Minister for Agriculture, Food and the Marine (Deputy Simon Coveney):  I have listened very carefully to the concerns of commonage farmers and I recognise that these concerns are real. Over the course of the consultation process on the new Rural Development Programme, which extended for a year and half, we have adapted and rebalanced our proposals for commonages quite significantly in the light of those concerns. A Commonage farmer shall apply individually for GLAS declaring that s/he is complying with the GLAS Commonage Management Plan (CMP). The CMP is to be submitted by an advisor i.e. one advisor and one plan per commonage.

 Where DAFM identifies that the 50% level of active shareholders cannot be reached the matter will be referred to the Commonage Implementation Committee for consideration and recommendation.

I think it is particularly important to point out that the 50% requirement is based on active farmers only, i.e. those actually grazing the commonage. To give an example, if there are 20 shareholders on a commonage, and 15 are claiming shares under the Single Payment Scheme, but only 10 of those are actively grazing the land at present, the 50% requirement to trigger priority access to GLAS is just 5 farmers.

I do not believe that a minimum participation requirement based on this model is insurmountable but where real difficulties are being encountered the farmers concerned can approach the Commonage Implementation Committee for assistance. I have also arranged for a series of public meetings at key locations nationwide so that farmers will have an opportunity for themselves to talk to officials from my Department and raise the issues that continue to give them concern. In the last few weeks, I think we have brought a good deal of clarity to the situation and I believe that there is a lot of common ground between what I have proposed and what hill-farmers themselves would like to see in place for their own commonages.

The key points to note in the Ministers response are:

1) GLAS applications are individual applications. This is a vital step forward as individual  applications lead to individual contracts.  This effectively removes any risk of collective punishment and was one of the hill farmers key demands.  

2) Confirmation that the participation of dormant shareholders is not required.

3) A commitment that even where less than 50% of active farmers in a commonage apply for GLAS that  active farmers are not necessarily excluded from the scheme. While adjudication on individual cases is being left to the Commonage Implementation Committee, it is in no ones interest to exclude active farmers and where valid reasons exist I am confident that GLAS approval will follow.

Concerns have been raised by some in the IFA about the one plan one planner requirement for the Commonage Management Plan, I believe these are unfounded. It is clear that if there are multiple plans in operation, than effectively there is no plan.  Multiple plans for the same commonage is a recipe for chaos and serves no ones interests. It follows that if there is to be one plan there can only be one planner.

My understanding is that the active farmers will select a commonage planner to help prepare their Commonage Management Plan. This choice should not obligate them to select that planner for their individual GLAS applications, although they would be free to do so if they wish.

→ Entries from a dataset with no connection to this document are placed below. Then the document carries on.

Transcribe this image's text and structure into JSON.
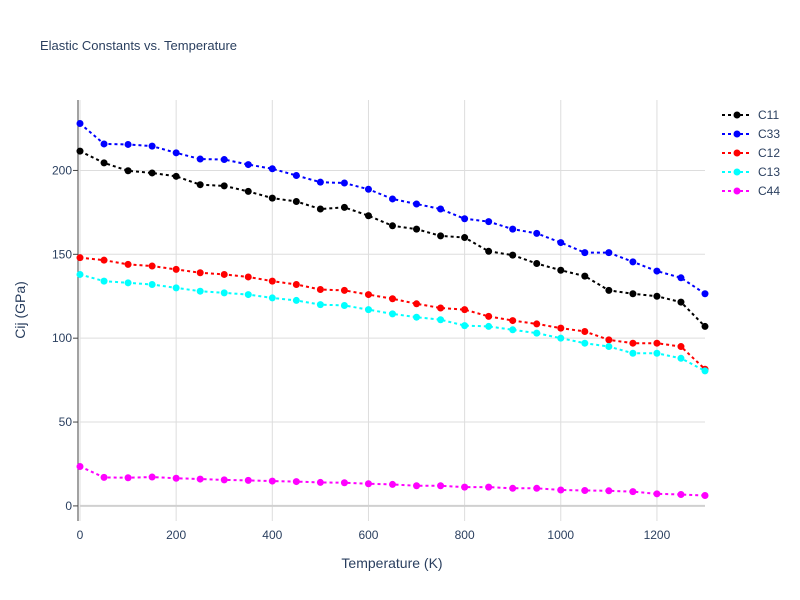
{
  "chart_data": {
    "type": "line",
    "title": "Elastic Constants vs. Temperature",
    "xlabel": "Temperature (K)",
    "ylabel": "Cij (GPa)",
    "xlim": [
      0,
      1300
    ],
    "ylim": [
      -9,
      242
    ],
    "xticks": [
      0,
      200,
      400,
      600,
      800,
      1000,
      1200
    ],
    "yticks": [
      0,
      50,
      100,
      150,
      200
    ],
    "grid": true,
    "legend_position": "top-right",
    "line_style": "dotted with markers",
    "x": [
      0,
      50,
      100,
      150,
      200,
      250,
      300,
      350,
      400,
      450,
      500,
      550,
      600,
      650,
      700,
      750,
      800,
      850,
      900,
      950,
      1000,
      1050,
      1100,
      1150,
      1200,
      1250,
      1300
    ],
    "series": [
      {
        "name": "C11",
        "color": "#000000",
        "values": [
          211.5,
          204.5,
          199.8,
          198.5,
          196.5,
          191.5,
          190.8,
          187.5,
          183.5,
          181.5,
          177.0,
          178.0,
          173.0,
          167.0,
          165.0,
          161.0,
          160.0,
          151.8,
          149.5,
          144.5,
          140.5,
          137.0,
          128.5,
          126.5,
          125.0,
          121.5,
          107.0
        ]
      },
      {
        "name": "C33",
        "color": "#0000ff",
        "values": [
          228.0,
          215.8,
          215.5,
          214.5,
          210.5,
          206.8,
          206.5,
          203.5,
          201.0,
          197.0,
          193.0,
          192.5,
          188.8,
          183.0,
          180.0,
          177.0,
          171.2,
          169.5,
          165.0,
          162.5,
          157.0,
          151.0,
          151.0,
          145.5,
          140.0,
          136.0,
          126.5
        ]
      },
      {
        "name": "C12",
        "color": "#ff0000",
        "values": [
          148.0,
          146.5,
          144.0,
          143.0,
          141.0,
          139.0,
          138.0,
          136.5,
          134.0,
          132.0,
          129.0,
          128.5,
          126.0,
          123.5,
          120.5,
          118.0,
          117.0,
          113.0,
          110.5,
          108.5,
          106.0,
          104.0,
          99.0,
          97.0,
          97.0,
          95.0,
          81.5
        ]
      },
      {
        "name": "C13",
        "color": "#00ffff",
        "values": [
          138.0,
          134.0,
          133.0,
          132.0,
          130.0,
          128.0,
          127.0,
          126.0,
          124.0,
          122.5,
          120.0,
          119.5,
          117.0,
          114.5,
          112.5,
          111.0,
          107.5,
          107.0,
          105.0,
          103.0,
          100.0,
          97.0,
          95.0,
          91.0,
          91.0,
          88.0,
          80.5
        ]
      },
      {
        "name": "C44",
        "color": "#ff00ff",
        "values": [
          23.5,
          17.0,
          16.8,
          17.2,
          16.5,
          16.0,
          15.5,
          15.2,
          14.8,
          14.5,
          14.0,
          13.8,
          13.2,
          12.8,
          12.0,
          12.0,
          11.2,
          11.2,
          10.5,
          10.5,
          9.5,
          9.2,
          9.0,
          8.5,
          7.2,
          6.8,
          6.2
        ]
      }
    ]
  }
}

The GLAS plan will refer to the Commonage Management Plan just as REPS plans referred to the old Commonage Framework Plans. There is nothing new in this, except that now instead of having a plan imposed on them, the active farmers will have an opportunity to contribute to the development of a workable plan themselves.

This is new ground for planners as well, I believe it will lead to a degree of specialisation, with some planners choosing to focus on this issue, as we have and others more on filling the need for individual GLAS applications and support. If this leads to the efficient delivery of workable plans it will benefit farmers as well.